Last year, processors paid $1.85 per pound when the season opened, said Zeke Grader, executive director for the Pacific Coast Federation of Fishermen Association. This year, the area’s largest processor, Pacific Choice, offered $1.65 per pound, and then after the first 10,000 pounds in a day, the price would drop to $1.15 per pound. Grader said that larger boats which come from Oregon, Washington, Alaska, and Canada are likely go over that 10,000-pound limit every day, driving the market price down by forcing smaller processors to drop their rates to compete with the $1.15 per pound.

Cincotta, however, said that when negotiations broke for the holidays, Pacific Choice was offering $1.25 per pound. But when the season north of Bodega Bay opens on Dec. 1, he said, crab prices are likely to go down.

Half-Moon Bay deputy harbormaster Mike Bushnell said that he had heard rumors of fishermen crabbing out of Half-Moon Bay. Mike Lucas, owner of the processor North Coast Fisheries, also heard that three boats were fishing out of Half-Moon Bay. Bolinas fisherman Josh Churchman, along with Don Murch, also said some fishermen were breaking the strike.

Strike-breakers

"I’m the guy out there fishing," said John Dooley, who owns one of the largest fishing boats in San Francisco. "I am getting $1.75 a pound for my crab. I am an individual businessman. I do my own negotiating.

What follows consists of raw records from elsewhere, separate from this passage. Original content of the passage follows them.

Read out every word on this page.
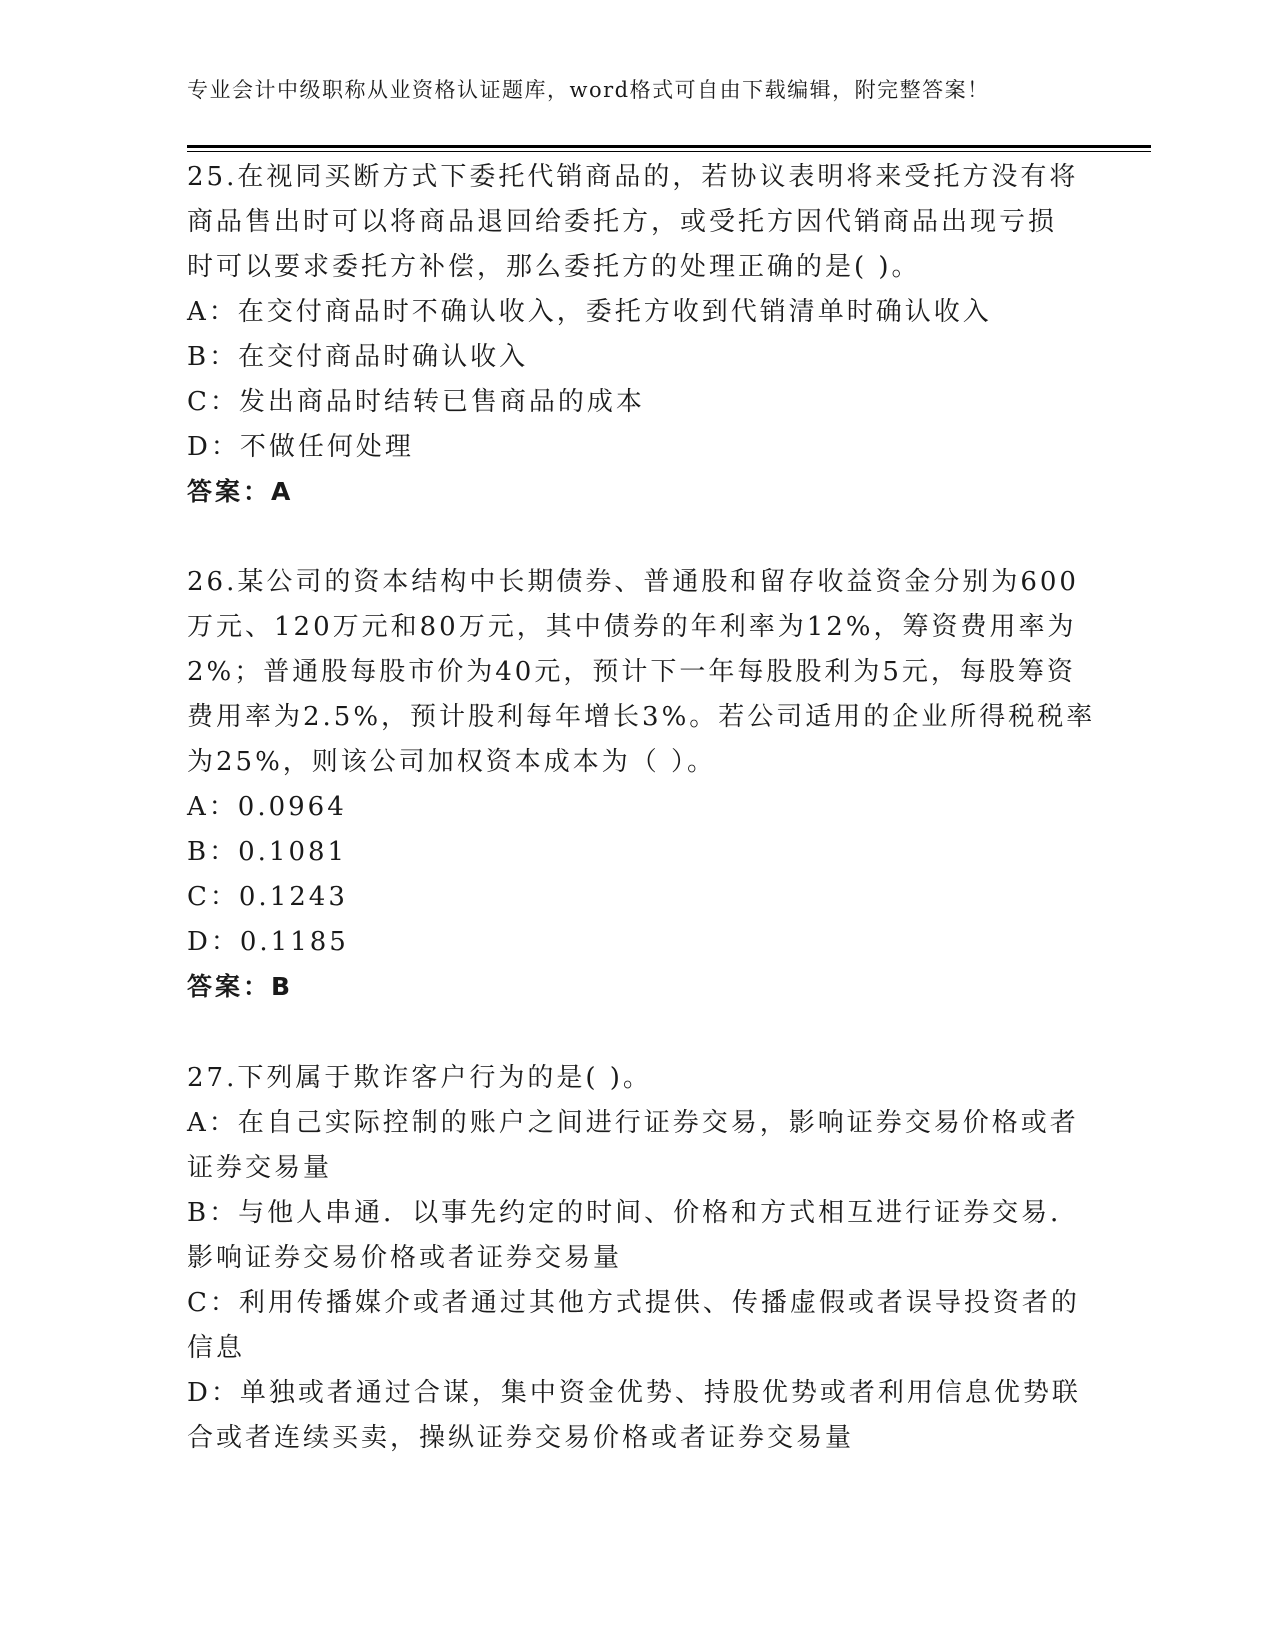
专业会计中级职称从业资格认证题库，word格式可自由下载编辑，附完整答案！
25.在视同买断方式下委托代销商品的，若协议表明将来受托方没有将
商品售出时可以将商品退回给委托方，或受托方因代销商品出现亏损
时可以要求委托方补偿，那么委托方的处理正确的是( )。
A：在交付商品时不确认收入，委托方收到代销清单时确认收入
B：在交付商品时确认收入
C：发出商品时结转已售商品的成本
D：不做任何处理
答案：A
26.某公司的资本结构中长期债券、普通股和留存收益资金分别为600
万元、120万元和80万元，其中债券的年利率为12%，筹资费用率为
2%；普通股每股市价为40元，预计下一年每股股利为5元，每股筹资
费用率为2.5%，预计股利每年增长3%。若公司适用的企业所得税税率
为25%，则该公司加权资本成本为（ ）。
A：0.0964
B：0.1081
C：0.1243
D：0.1185
答案：B
27.下列属于欺诈客户行为的是( )。
A：在自己实际控制的账户之间进行证券交易，影响证券交易价格或者
证券交易量
B：与他人串通．以事先约定的时间、价格和方式相互进行证券交易．
影响证券交易价格或者证券交易量
C：利用传播媒介或者通过其他方式提供、传播虚假或者误导投资者的
信息
D：单独或者通过合谋，集中资金优势、持股优势或者利用信息优势联
合或者连续买卖，操纵证券交易价格或者证券交易量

And when I get my price, I go fishing."

Dooley said that the striking associations don’t like northern boats from Crescent City, Eureka and Fort Bragg coming down and fishing in their water and that they planted false rumors that the crab quality was down. "They think that it is their crab, but the boats from the north have California fishing licenses," said Dooley.

The strikers, said Dooley, "are going to starve the small processors out of business, and then only the big processors will survive and then they will have all the power."

"They tried to prevent me from fishing in 2001, and they cut my pots, all 600 of them," said Dooley. "But I sued their ass and spanked them."